Menurutnya, salah satu pihak yang diperiksa adalah mantan Wali Kota Bekasi, Mochtar Mohamad. Pemeriksaan terhadap pria yang biasa disapa M2 itu berlangsung cukup lama.

Kemitraan PD Migas Kota Bekasi dengan Foster Oil Energy sepanjang 2011-2019, disebut justru meninggalkan beban finansial dan polemik hukum, alih-alih keuntungan.
(Foto: Dok.@ptmigasbekasi)

“Infonya dia (M2) diperiksa hingga malam hari,” tambah sumber.

Meski demikian, hingga berita ini diturunkan, pihak Kejari Kota Bekasi belum memberikan keterangan resmi terkait perkembangan pemeriksaan penyidikan tersebut.

Diketahui, kasus ini merupakan tindak lanjut dari rangkaian penyelidikan sebelumnya yang telah menyeret sejumlah nama, mulai dari pejabat Pemerintah Kota Bekasi, mantan Direktur Utama Migas, hingga Dirut PD Migas Kota Bekasi.

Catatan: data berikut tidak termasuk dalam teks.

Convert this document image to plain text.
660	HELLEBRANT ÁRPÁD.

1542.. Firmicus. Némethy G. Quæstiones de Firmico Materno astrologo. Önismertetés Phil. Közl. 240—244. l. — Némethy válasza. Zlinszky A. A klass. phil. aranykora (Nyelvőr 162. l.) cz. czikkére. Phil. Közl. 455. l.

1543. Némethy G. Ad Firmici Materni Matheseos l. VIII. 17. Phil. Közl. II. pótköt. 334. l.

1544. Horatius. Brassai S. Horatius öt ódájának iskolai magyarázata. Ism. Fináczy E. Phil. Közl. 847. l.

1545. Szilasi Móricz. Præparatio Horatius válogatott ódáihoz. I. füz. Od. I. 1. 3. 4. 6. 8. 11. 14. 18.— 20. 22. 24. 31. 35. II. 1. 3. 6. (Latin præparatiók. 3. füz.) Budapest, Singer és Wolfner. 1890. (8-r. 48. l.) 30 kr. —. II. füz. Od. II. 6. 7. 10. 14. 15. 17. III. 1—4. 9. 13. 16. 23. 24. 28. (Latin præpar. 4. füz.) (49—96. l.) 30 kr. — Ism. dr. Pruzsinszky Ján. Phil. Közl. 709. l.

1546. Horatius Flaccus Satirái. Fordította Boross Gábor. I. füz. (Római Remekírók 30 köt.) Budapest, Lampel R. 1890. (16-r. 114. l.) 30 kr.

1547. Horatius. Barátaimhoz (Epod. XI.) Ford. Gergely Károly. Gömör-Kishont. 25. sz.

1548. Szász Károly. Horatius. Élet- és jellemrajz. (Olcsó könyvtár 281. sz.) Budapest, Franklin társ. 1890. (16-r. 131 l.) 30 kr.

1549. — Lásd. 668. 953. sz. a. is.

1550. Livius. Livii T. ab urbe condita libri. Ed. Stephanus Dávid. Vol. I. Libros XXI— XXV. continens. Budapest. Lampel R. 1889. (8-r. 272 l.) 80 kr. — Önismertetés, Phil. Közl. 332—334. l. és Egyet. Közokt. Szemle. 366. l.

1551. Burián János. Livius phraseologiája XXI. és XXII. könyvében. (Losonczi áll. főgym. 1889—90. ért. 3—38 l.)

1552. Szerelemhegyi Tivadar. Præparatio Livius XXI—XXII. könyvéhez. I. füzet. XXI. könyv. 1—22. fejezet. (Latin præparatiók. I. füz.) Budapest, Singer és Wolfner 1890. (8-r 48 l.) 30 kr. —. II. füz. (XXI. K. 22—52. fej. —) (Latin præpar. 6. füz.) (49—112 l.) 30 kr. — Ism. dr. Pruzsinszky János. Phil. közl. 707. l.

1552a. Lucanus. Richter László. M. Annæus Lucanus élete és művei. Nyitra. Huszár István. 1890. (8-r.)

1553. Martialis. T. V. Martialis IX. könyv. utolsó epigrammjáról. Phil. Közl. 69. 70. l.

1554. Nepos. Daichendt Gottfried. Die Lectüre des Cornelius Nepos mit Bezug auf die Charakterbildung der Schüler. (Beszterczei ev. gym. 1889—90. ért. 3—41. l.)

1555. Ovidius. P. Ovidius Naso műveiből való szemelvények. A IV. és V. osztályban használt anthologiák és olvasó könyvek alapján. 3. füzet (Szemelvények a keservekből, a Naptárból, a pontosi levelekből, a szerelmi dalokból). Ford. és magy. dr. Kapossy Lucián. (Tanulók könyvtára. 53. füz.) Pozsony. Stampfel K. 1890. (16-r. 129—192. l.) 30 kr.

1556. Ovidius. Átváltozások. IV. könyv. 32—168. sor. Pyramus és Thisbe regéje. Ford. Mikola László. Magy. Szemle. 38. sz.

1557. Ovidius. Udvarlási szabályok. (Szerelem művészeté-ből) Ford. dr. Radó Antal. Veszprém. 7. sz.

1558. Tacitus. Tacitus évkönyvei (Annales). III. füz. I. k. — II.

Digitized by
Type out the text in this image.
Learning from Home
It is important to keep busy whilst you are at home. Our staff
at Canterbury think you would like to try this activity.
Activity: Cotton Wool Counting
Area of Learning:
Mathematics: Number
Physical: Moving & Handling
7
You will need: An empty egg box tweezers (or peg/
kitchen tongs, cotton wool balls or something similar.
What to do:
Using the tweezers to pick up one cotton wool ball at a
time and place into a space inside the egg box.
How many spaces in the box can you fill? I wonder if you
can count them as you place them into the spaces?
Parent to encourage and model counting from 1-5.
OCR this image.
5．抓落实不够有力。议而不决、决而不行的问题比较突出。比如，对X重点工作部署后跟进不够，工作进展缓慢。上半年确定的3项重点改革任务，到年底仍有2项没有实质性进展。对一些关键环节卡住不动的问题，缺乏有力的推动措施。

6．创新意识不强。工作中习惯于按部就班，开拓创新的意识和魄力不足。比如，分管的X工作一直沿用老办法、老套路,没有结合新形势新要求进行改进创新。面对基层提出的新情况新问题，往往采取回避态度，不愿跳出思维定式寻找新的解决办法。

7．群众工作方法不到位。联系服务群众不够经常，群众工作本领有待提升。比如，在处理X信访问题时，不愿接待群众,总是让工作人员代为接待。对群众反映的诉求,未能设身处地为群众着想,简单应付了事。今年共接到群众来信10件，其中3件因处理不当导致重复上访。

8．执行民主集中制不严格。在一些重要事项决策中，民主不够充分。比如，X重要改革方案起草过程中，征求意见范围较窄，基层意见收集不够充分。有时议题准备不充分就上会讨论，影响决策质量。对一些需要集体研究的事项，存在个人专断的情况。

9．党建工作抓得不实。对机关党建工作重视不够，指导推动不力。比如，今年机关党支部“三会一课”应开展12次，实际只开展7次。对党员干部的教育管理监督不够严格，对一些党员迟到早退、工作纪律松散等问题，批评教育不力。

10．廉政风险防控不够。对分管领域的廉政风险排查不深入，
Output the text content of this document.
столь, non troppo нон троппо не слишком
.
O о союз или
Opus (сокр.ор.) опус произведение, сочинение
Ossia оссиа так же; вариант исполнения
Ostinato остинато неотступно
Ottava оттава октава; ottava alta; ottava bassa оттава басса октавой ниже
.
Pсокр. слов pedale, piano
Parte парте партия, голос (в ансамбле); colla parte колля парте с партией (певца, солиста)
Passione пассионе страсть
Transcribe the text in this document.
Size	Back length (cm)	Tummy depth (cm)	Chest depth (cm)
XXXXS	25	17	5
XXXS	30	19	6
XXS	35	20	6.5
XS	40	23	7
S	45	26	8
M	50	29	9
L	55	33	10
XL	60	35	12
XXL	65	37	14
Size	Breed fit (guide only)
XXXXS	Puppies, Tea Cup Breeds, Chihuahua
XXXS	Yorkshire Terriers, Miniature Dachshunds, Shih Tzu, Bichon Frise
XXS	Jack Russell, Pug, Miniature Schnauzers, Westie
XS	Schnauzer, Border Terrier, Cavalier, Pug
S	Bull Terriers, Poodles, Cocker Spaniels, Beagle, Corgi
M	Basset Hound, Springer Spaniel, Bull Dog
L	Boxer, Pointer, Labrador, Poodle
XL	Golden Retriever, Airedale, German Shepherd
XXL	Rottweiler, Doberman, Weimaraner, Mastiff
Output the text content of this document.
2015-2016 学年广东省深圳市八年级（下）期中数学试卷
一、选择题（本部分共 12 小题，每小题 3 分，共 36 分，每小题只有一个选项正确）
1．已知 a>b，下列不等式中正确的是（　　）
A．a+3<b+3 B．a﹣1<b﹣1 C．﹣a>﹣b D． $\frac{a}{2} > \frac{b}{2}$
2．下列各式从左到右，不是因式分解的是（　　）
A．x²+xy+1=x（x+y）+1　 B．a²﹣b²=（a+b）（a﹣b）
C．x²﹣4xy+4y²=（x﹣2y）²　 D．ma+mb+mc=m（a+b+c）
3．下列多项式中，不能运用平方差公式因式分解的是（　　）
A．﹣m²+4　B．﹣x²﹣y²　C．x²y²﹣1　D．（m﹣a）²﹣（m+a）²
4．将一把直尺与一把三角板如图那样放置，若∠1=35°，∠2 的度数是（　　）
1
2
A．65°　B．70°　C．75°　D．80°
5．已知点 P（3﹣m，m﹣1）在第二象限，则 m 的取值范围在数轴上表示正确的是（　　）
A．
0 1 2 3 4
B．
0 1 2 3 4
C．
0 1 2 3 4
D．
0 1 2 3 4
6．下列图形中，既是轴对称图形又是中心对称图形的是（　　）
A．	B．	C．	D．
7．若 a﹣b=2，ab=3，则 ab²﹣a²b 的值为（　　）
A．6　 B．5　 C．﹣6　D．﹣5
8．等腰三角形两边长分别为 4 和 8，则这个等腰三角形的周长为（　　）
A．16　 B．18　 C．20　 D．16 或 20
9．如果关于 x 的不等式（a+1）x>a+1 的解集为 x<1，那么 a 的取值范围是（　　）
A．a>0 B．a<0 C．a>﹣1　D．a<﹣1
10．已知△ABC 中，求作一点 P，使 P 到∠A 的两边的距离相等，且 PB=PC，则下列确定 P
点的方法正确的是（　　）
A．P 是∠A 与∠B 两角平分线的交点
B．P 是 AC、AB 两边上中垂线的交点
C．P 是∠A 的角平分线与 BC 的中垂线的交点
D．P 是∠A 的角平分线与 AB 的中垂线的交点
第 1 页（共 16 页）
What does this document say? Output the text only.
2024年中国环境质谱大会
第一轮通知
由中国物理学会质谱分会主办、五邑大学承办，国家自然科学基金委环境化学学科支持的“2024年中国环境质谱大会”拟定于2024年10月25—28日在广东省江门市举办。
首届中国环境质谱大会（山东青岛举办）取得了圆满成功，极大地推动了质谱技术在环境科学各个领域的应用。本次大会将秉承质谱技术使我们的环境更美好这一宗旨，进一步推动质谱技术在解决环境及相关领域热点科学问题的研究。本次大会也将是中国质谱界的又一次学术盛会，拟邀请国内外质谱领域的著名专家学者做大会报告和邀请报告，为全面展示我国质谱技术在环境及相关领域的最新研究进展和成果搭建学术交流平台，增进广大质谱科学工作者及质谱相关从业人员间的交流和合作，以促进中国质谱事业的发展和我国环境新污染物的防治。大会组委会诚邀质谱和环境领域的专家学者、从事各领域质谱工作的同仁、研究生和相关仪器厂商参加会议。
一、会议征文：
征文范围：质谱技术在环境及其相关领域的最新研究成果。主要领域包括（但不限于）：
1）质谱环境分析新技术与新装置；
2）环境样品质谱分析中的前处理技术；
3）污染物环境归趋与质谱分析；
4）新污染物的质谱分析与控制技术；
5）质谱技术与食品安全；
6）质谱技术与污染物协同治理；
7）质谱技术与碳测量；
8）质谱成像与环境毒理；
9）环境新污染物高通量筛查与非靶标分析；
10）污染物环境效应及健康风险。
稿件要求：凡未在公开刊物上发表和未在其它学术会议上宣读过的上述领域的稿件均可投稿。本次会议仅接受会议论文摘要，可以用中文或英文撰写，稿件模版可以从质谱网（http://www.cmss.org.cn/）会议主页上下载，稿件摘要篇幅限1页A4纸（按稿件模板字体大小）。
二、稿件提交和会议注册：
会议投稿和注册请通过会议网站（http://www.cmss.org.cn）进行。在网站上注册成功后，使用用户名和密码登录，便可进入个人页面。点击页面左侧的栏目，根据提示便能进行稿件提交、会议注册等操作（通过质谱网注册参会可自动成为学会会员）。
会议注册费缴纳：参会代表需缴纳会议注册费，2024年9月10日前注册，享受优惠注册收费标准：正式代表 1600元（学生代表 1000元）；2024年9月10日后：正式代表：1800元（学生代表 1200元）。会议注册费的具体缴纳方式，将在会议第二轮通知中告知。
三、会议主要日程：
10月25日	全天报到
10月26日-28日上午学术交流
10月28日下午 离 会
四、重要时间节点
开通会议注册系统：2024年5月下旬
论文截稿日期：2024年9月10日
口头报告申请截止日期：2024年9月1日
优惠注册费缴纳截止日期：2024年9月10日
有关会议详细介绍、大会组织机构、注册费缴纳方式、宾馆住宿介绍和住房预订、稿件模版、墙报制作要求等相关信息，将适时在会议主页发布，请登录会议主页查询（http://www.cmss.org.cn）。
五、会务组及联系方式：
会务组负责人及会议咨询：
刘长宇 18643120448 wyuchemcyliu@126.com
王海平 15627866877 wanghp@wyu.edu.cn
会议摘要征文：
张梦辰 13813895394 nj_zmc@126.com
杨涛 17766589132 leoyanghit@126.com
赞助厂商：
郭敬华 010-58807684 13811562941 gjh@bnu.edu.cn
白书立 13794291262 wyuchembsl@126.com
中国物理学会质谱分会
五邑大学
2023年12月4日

Dugaan korupsi dalam proyek ini disebut berpotensi merugikan keuangan daerah hingga ratusan miliar rupiah. Nama Tri Adhianto, turut terseret dalam pusaran kasus.

Ia disebut sebagai pihak yang dianggap bertanggung jawab atas perpanjangan kerja sama antara PD Migas dan Foster Oil and Energy Pte Ltd yang diduga tidak sesuai aturan.